Tek ana başlıkta toplanan imar ve şehircilik, bir şehrin olmazsa olmazıdır. İnşaat sektörünün her geçen gün, yeni gelişmelerle kendini yenilerken, yenilenmeyen imar ve şehircilik, birçok eleştirilere rağmen hala Trabzon'da aynı gözlem dahilindedir.

Ülkemiz, hızlı bir kalkınma hamlesine dahil olmak için birçok alternatiflere odaklanırken, malesef şehircilik, siyasi belediyeciliğe heba edilmektedir. Trabzon’da bu örnekleri içinde muhafaza eden, potansiyeli yüksek bir konumdadır. Ancak, bu il alt yapı mağduru düşüncelere teslim olduğundan, gelinen nokta imar ve şehircilik inandırıcı ölçüde değildir. Eski bir yerleşim merkezi olan Trabzon, maalesef güneye açılım olmadığından, mevcut hâliyle imar zafiyeti yaşamaktadır. Her Kafadan çıkan cılız ses ile durumun vahametini yaşamaktayız. Belediyeler’in, genel manada, bu ile inandırıcı planlama yapmadığından, herkes kendi düşüncesini hayata geçirme gayreti içerisinde olduğu açık olarak gözlenmektedir.

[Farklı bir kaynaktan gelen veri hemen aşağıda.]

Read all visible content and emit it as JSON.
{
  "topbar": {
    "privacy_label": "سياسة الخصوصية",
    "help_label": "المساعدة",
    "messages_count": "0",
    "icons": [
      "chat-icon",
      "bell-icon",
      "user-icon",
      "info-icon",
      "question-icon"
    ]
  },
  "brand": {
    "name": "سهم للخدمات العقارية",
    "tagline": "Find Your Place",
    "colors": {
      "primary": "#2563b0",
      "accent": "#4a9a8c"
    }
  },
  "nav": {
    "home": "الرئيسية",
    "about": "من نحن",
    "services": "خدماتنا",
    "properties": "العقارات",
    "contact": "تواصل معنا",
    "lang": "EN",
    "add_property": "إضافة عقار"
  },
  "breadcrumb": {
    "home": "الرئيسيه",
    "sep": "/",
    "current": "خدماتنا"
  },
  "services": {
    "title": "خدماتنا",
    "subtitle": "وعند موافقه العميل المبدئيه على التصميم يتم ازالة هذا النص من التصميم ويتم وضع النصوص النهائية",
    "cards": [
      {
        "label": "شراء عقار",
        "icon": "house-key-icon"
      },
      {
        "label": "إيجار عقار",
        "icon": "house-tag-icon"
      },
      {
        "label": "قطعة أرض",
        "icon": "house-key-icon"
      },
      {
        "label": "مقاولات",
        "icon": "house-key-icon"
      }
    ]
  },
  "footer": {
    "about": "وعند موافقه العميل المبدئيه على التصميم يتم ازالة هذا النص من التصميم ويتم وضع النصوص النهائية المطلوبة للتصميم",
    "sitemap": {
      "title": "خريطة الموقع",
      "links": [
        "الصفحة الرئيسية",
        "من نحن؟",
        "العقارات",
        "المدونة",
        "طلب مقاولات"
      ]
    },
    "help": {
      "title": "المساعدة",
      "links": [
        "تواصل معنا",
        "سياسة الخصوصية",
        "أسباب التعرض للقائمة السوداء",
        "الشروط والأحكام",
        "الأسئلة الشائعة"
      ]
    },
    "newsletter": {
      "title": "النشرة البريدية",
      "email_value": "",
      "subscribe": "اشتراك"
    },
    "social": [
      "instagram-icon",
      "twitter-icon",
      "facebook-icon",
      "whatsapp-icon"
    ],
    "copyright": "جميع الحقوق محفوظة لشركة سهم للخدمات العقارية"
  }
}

Son kırk yıldır, düşünmesi dahi zor imar uygulaması herkeste endişe oluşturmaktadır. Yıllar önce, onsekizinci madde uygulaması ile soluk alması gereken bu il, maalesef ucuz düşüncelere teslim olmuş durumdadır. İmara açılmaması gereken yerler, imarda planlamaya  dahil olacak yerler ile tam bir karışıklık içerisine getirilmesi, bu ilin yaşamını etkilemektedir. Trabzon’un akciğeri olan, Çukurçayır’ın imara açtırılması son derece yanlış olduğu gerçeği, her geçen gün daha da belirgin hale gelmektedir. Kendi içinde hava sirkülasyonu yok edilen Çukurçayır/Boztepe, aşırı yüksek katlı binalar çok fazla yoğunluğu kaldıramayacak kadar zemin sıkıntısı ile karşı karşıyadır.
Çukurçayır yani Boztepe in geleceği ciddi olarak tehlikededir.
Bu bölge, yakın gelecekte mutlaka yeni bir revizyona tâbi tutulmalı, bu hâliyle tüm bölge özel statüye alınıp mevcut yerleşimin yüzde atmışı iskan dışı bırakılmalıdır.
Hatta, yapım içerisinde olanlarda bu kapsama acilen dahil edilmesi doğru olacaktır. Yine, imar ve şehircilikte eksik olarak görülen, Yomra, Şana ve Kaşüstü bölgesi ciddi, sıkıntılı yerleşim yeri olarak daima eleştiri içerisindedir.
Plan ve programı, yerleşik düzeni tartışılır haldeki bu bölge maalesef olumsuzluğa teslim olmuş durumdadır. Trabzon’un batı bölgesi olan, Beşirli semtinde de belirli yerlerde planlama eksikliği yaşanırken, ham toprak ağırlıklı olması hususiyle sık sık istinat duvarı çökmeleri ile karşı karşıyadır.
Yapılması gereken, bu şehri yaşanılır kılmak için, tüm STK’ların içine dahil olacak, Trabzon’un gelecek vizyonunu oluşturmak lazım.
Aksi düşünce ve davranışlar bu şehrin yaşanılırlığını yok etmekten başka bir mana ifade etmez.